Reading Corpus II Native Speakers

This was also a project funded by the Research Endowment Trust Fund of the University of Reading. The main objective was to provide transcripts of French students covering the same topics as the British GCSE Higher Level interviews and using a format as close as possible to that of the GCSE.

University of East Anglia Corpus (UEA Corpus)

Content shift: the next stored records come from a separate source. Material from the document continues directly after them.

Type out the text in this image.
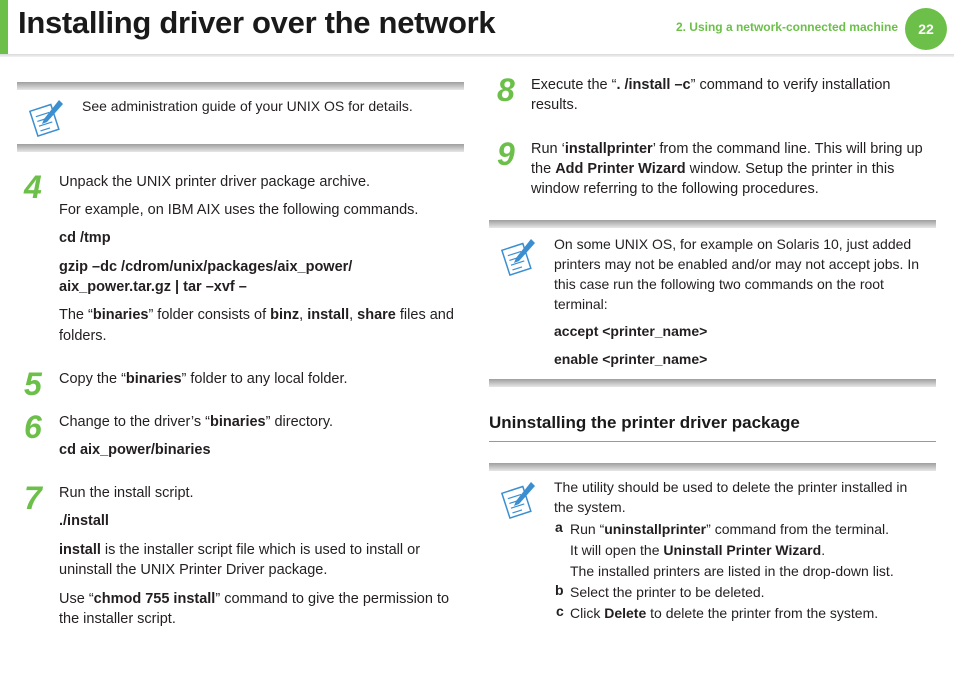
Installing driver over the network	2. Using a network-connected machine	22
See administration guide of your UNIX OS for details.
4 Unpack the UNIX printer driver package archive.
For example, on IBM AIX uses the following commands.
cd /tmp
gzip –dc /cdrom/unix/packages/aix_power/
aix_power.tar.gz | tar –xvf –
The “binaries” folder consists of binz, install, share files and
folders.
5 Copy the “binaries” folder to any local folder.
6 Change to the driver’s “binaries” directory.
cd aix_power/binaries
7 Run the install script.
./install
install is the installer script file which is used to install or
uninstall the UNIX Printer Driver package.
Use “chmod 755 install” command to give the permission to
the installer script.
8 Execute the “. /install –c” command to verify installation
results.
9 Run ‘installprinter’ from the command line. This will bring up
the Add Printer Wizard window. Setup the printer in this
window referring to the following procedures.
On some UNIX OS, for example on Solaris 10, just added
printers may not be enabled and/or may not accept jobs. In
this case run the following two commands on the root
terminal:
accept <printer_name>
enable <printer_name>
Uninstalling the printer driver package
The utility should be used to delete the printer installed in
the system.
a Run “uninstallprinter” command from the terminal.
It will open the Uninstall Printer Wizard.
The installed printers are listed in the drop-down list.
b Select the printer to be deleted.
c Click Delete to delete the printer from the system.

This corpus was collected by Marie-Noëlle Guillot at the University of East Anglia between November 2002 and December 2004. The data was collected from a cross-sectional study of group oppositional talk (i.e. talk in which speakers express opposing views), both in participants' L1 (French and English) and in their L2 (English and French). The participants were undergraduate student volunteers studying their L2 (French or English) to degree level after an average of 7 years of L2 study in secondary education (predominantly through classroom exposure). Each group performed the same task, a TV-like discussion with a host on the same topic (anti-smoking campaigns), first in the L2, and then in the L1 a few minutes after the L2 recording.